Moosbrugger: Keine Käfigeier – 100 Mio. Euro für mehr Tierwohl investiert

Aber: Nach wie vor Eier aus Käfighaltung importiert – Kennzeichnung notwendig

Wien (OTS) „Unsere Landwirte haben in den vergangenen zehn Jahren mehr als 100 Mio. Euro investiert, damit die Legehennen-Käfighaltung aus Österreich komplett verschwindet. Der erste und größte Schritt zu mehr Tierwohl wurde bereits 2009 gesetzt. Damals wurden die herkömmlichen Käfige abgeschafft. Spätestens Ende 2019 wird keine einzige Legehenne mehr im Käfig gehalten, auch nicht in den wenigen verbliebenen ausgestalteten. Dabei gilt unser Dank auch den Konsumenten, die sich im Einkauf ganz klar für Eier aus Österreich entscheiden. Ganz anders sieht es bei der sogenannten anonymen Produktion und bei verarbeiteten Lebensmitteln, aber auch in Teilen der Gastronomie aus: Dort kommen oft importierte billige Eier und Eiprodukte aus Käfighaltung zum Einsatz. Daher fordern wir ganz klar eine Kennzeichnung von Herkunft und Haltungsform in der Gemeinschaftsverpflegung und bei verarbeiteten Produkten, in denen die Eier die Primärzutat bilden“, erklärte Landwirtschaftskammer (LK) Österreich-Präsident Josef Moosbrugger.

Österreich an der Spitze

„Das endgültige Aus für die ausgestalteten Käfige bringt Österreich an die Spitze der EU-Staaten. Denn in den übrigen Mitgliedsländern ist der sogenannte ausgestaltete Käfig nach wie vor die am weitesten verbreitete Haltungsform. Dabei handelt es sich um größere Käfige mit Scharrmöglichkeiten, Legenestern und Sitzstangen. In Österreich hingegen gibt es dann für Legehennen nur noch die Boden- und Freilandhaltung und mit einem Anteil von zirka 11% auch die Bio-Haltung“, erklärte Moosbrugger weiter.

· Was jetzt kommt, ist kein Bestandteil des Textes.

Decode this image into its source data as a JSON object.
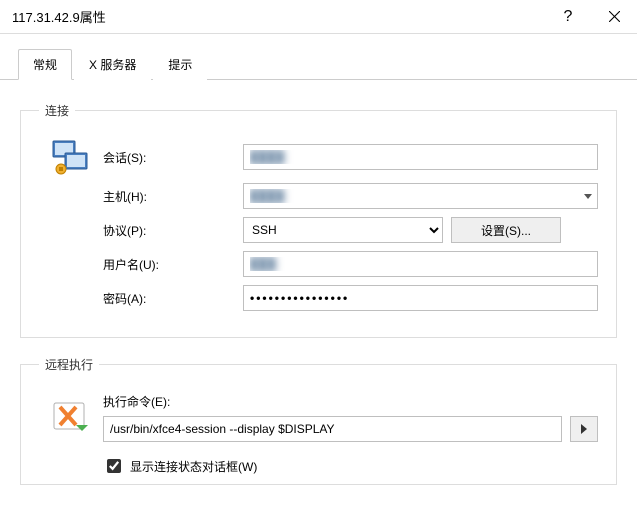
{
  "window": {
    "title": "117.31.42.9属性"
  },
  "tabs": {
    "general": "常规",
    "xserver": "X 服务器",
    "tips": "提示"
  },
  "connection": {
    "legend": "连接",
    "session_label": "会话(S):",
    "session_value": "████",
    "host_label": "主机(H):",
    "host_value": "████",
    "protocol_label": "协议(P):",
    "protocol_value": "SSH",
    "settings_button": "设置(S)...",
    "username_label": "用户名(U):",
    "username_value": "███",
    "password_label": "密码(A):",
    "password_value": "••••••••••••••••"
  },
  "remote_exec": {
    "legend": "远程执行",
    "command_label": "执行命令(E):",
    "command_value": "/usr/bin/xfce4-session --display $DISPLAY",
    "show_status_label": "显示连接状态对话框(W)",
    "show_status_checked": true
  }
}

Ei-Konsum steigend, Selbstversorgungsgrad nimmt zu

„Der Konsum von Eiern in Österreich steigt. Der Lebensmittelhandel setzt seit dem Ausstieg aus der Käfighaltung voll und ganz auf heimische Eier mit dem AMA-Gütesiegel. Die Legehennenhaltung hat sich entgegen früherer Erwartungen sehr gut entwickelt. Vor dem Ende der Käfighaltung lag der Selbstversorgungsgrad in Österreich bei 70%, heute sind es knapp 90%. Um die heimische Produktion noch weiter auszubauen, brauchen wir verlässliche Partner im Ver- und Bearbeitungsbereich beziehungsweise in der Gastronomie, die sich zur österreichischen Qualitätsproduktion bekennen. Langfristige Verträge und eine Auslobung unserer heimischen Qualität sind dabei Eckpfeiler für eine weitere positive Entwicklung“, so Moosbrugger.

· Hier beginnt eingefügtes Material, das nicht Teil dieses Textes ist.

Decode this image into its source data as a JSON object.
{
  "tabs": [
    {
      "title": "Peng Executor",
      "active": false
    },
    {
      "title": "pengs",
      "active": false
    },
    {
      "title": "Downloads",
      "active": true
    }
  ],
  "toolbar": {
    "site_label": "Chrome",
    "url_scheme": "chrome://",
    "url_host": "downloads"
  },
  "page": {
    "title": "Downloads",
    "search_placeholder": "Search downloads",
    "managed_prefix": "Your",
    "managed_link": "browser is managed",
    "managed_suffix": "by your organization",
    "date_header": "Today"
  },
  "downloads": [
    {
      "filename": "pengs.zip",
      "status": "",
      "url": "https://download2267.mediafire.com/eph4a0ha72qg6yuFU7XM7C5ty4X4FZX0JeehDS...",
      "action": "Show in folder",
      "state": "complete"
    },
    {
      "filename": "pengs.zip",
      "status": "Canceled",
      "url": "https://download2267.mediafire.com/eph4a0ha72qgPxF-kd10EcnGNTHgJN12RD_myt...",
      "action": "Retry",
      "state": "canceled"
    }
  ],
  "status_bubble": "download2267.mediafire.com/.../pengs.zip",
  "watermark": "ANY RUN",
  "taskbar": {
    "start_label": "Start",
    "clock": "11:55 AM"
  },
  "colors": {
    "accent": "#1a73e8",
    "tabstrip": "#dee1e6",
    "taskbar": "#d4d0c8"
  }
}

Wermutstropfen: Billigimporte von Käfigeiern

Nach wie vor werden täglich rund 1 Mio. frische Eier in der Schale importiert und teilweise zu Eipulver und Flüssigei für die Industrie verarbeitet. Die sogenannten Schaleneier und Flüssigeiprodukte kommen zum größten Teil aus ausgestalteten Käfigen innerhalb der EU. Eipulver stammt vielfach aus der konventionellen Käfighaltung, die in der Europäischen Union seit 2012 und in Österreich seit 2009 verboten ist.

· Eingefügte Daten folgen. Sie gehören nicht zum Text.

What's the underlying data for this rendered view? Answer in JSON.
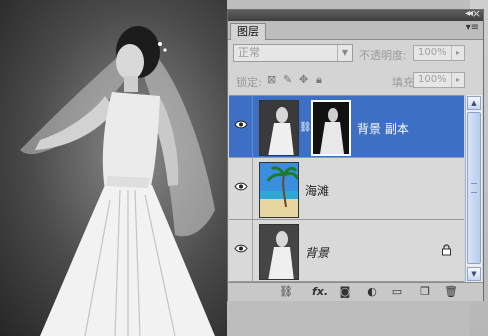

„Das ist ein unfairer Wettbewerb zulasten unserer Bauern. Damit der mündige Verbraucher, der ja an nachhaltigen Lebensmitteln interessiert ist, eine echte Wahlmöglichkeit hat, verlangen wir bei Verarbeitungserzeugnissen eine Kennzeichnung der Hauptzutat nach Herkunft und Haltungsform. In der Gemeinschaftsverpflegung sind wir mit unserer ‚Gut zu Wissen‘-Initiative, an der derzeit österreichweit 39 Betriebe mit insgesamt 3,8 Mio. Mahlzeiten pro Jahr teilnehmen, Pioniere. Wir verlangen diese Transparenz als gesetzliche Verpflichtung, damit alle Gäste in Kantinen, Krankenhäusern, Mensen usw. über die Herkunft von Fleisch, Eiern, Eiprodukten und Milch informiert sind“, so Moosbrugger abschließend. (Schluss)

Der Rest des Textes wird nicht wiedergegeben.